Kaçkarların ve Karadeniz'in görülebildiği ki hatta denizin karşı kıyısının da görüldüğü Huser yaylasını burada nasıl anlatabilirimki size, Kavrun yaylasından yürüyüşe başlayıp Çengovit göllerine gidiş dönüş 6 saatlik yürüyüş yapıp öğle yemeğinde kumanya yerken, tura katılan misafirlerimizden sevgili Mustafa bey’in dediği gibi hayatımda yediğim en güzel peynir ve domates bunlardı demesini,
sevgili Tunç’un gördüğü tüm göllere girmek için mayosunu yanında taşıyıp abi bugün proğramda göl var mı diye sormasını,
Temmuz ayında Uzungöl yaylalarında yürüyüp karların üzerinde poşetlerle kayak yapmayı, Yaylalarda binlerçe renk ve çeşit çiçeklerin içinden misafirlarimizi araçlara bindiremediğimi,
mangal partilerimizi, Çayeli'nin kurufasulyesini, ibo dayının ben ne yaparsam onu yiyeceksiniz diyip parmaklarımızı yediğimiz yemeklerini,
Macahel’in balını, Kenan'ın espirilerini, İkizdere’de kaplıca keyfi yaparken üstünüze kar veya yağmur yağmasını,
Şimşirli köyünde yüksel abinin fındık ateşinde pişirdiği inanılmaz köfteleri, Tempo’nun Bulutların üstünde olmak ister misiniz ? sloganın gerçek bir slogan olduğunu, Ağustos ayında sahil yolundan geçerken yol kenarlarındaki kurutulmak için serilmiş fındıkların muhteşem görüntüsünü, çay bahçelerinde çay toplayan kadınların emeğini güzelliğini, Fırtına deresinde rafting keyfini,
Bunların hepsini nasıl anlatayımki, tura katılıp yaşamanızı tavsiye edebilirim sadece.
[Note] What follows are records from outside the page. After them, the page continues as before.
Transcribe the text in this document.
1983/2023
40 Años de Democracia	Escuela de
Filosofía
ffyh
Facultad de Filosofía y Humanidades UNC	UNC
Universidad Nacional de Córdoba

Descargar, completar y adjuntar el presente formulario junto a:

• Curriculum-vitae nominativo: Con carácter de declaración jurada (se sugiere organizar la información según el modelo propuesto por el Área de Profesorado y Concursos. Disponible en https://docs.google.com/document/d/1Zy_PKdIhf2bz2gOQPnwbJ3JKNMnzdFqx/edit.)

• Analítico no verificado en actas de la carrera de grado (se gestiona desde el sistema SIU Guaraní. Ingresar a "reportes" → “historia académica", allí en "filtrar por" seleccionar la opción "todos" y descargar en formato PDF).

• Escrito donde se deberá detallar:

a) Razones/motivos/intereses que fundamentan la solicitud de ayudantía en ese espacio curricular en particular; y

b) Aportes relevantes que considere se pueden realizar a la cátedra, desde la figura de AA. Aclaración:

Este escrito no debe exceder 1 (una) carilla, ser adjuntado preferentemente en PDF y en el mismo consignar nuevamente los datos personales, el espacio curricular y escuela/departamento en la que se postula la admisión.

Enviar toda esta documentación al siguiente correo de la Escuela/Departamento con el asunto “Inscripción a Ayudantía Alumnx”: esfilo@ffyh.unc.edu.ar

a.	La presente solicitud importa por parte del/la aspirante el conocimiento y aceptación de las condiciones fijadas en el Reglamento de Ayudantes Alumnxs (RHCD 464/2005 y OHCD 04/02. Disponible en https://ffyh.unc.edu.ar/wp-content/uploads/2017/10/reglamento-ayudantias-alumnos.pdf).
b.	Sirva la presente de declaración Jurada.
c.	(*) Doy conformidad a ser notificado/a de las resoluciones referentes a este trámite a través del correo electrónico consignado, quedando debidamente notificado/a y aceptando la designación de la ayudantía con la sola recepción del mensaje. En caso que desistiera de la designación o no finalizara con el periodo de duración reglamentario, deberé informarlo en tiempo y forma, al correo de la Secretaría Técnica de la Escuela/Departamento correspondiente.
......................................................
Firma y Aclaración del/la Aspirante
Uzungöl yaylalarında gezerken aracın radyatörünün delinmesi sonucu kara kara düşündüğüm anda Uzungöle kaç saatte yürürüz diye düşünürken aracın gelmesi ve kaptanın ön koltuğa 20 litrelik su bidonu koyup hortumla radyatöre su takviyesi yapıp, arabaya serum taktık demesini ve bu yaratıcı zekayı sanırım sadece Karadeniz'de görebilirsiniz.
Bozuk yayla yollarına çıkarken misafirlerin korktuğunu fark eden minibüs şoförünün sakinleştirme takdiği. “ben her yıl 3 defa kaza yaparım, bu sene 3 tanesini de yaptım rahat olun”
Uzungöl’de akşam bayanlar tuvaletine elinde kız çocuğu ile giren erkeğin “bacım burası bayanlar tuvaleti mi erkekler tuvaleti mi ?” diye sorup kızlardan karışıktır cevabı alması.
Ayder'de kaldığımız Sis otelin yeğeni otelin önüne park ettiği aracın tüm camları açıkken kapıyı kilitlemesi.
Daha o kadar çok var ki, birkaç tanesi bunlar, sizde bu komik olaylar yaşamak istemez misiniz?
Sevgili Kazım Koyuncu’nun dediği gibi Hey gidi Karadeniz, doldun da taşamadun, etmiyelum sedaluk edenler yaşamadı sözleri her zaman dilimde ve aklımdadır.
Ama ben sevdalandum işte bu dağlara, göllere çiçeklere, şelalelere, yollara, insanlara ve de Trabzonsporuma aşık oldum. Kalbimin bir yanı hep orada kalıyor. 2003 yılında geçirdiğim kalp ameliyatı öncesi doktoruma ilk sorduğum soru bi daha Karadeniz'e gidebilecek miyim?işte böyle sevdalandum Karadeniz'e.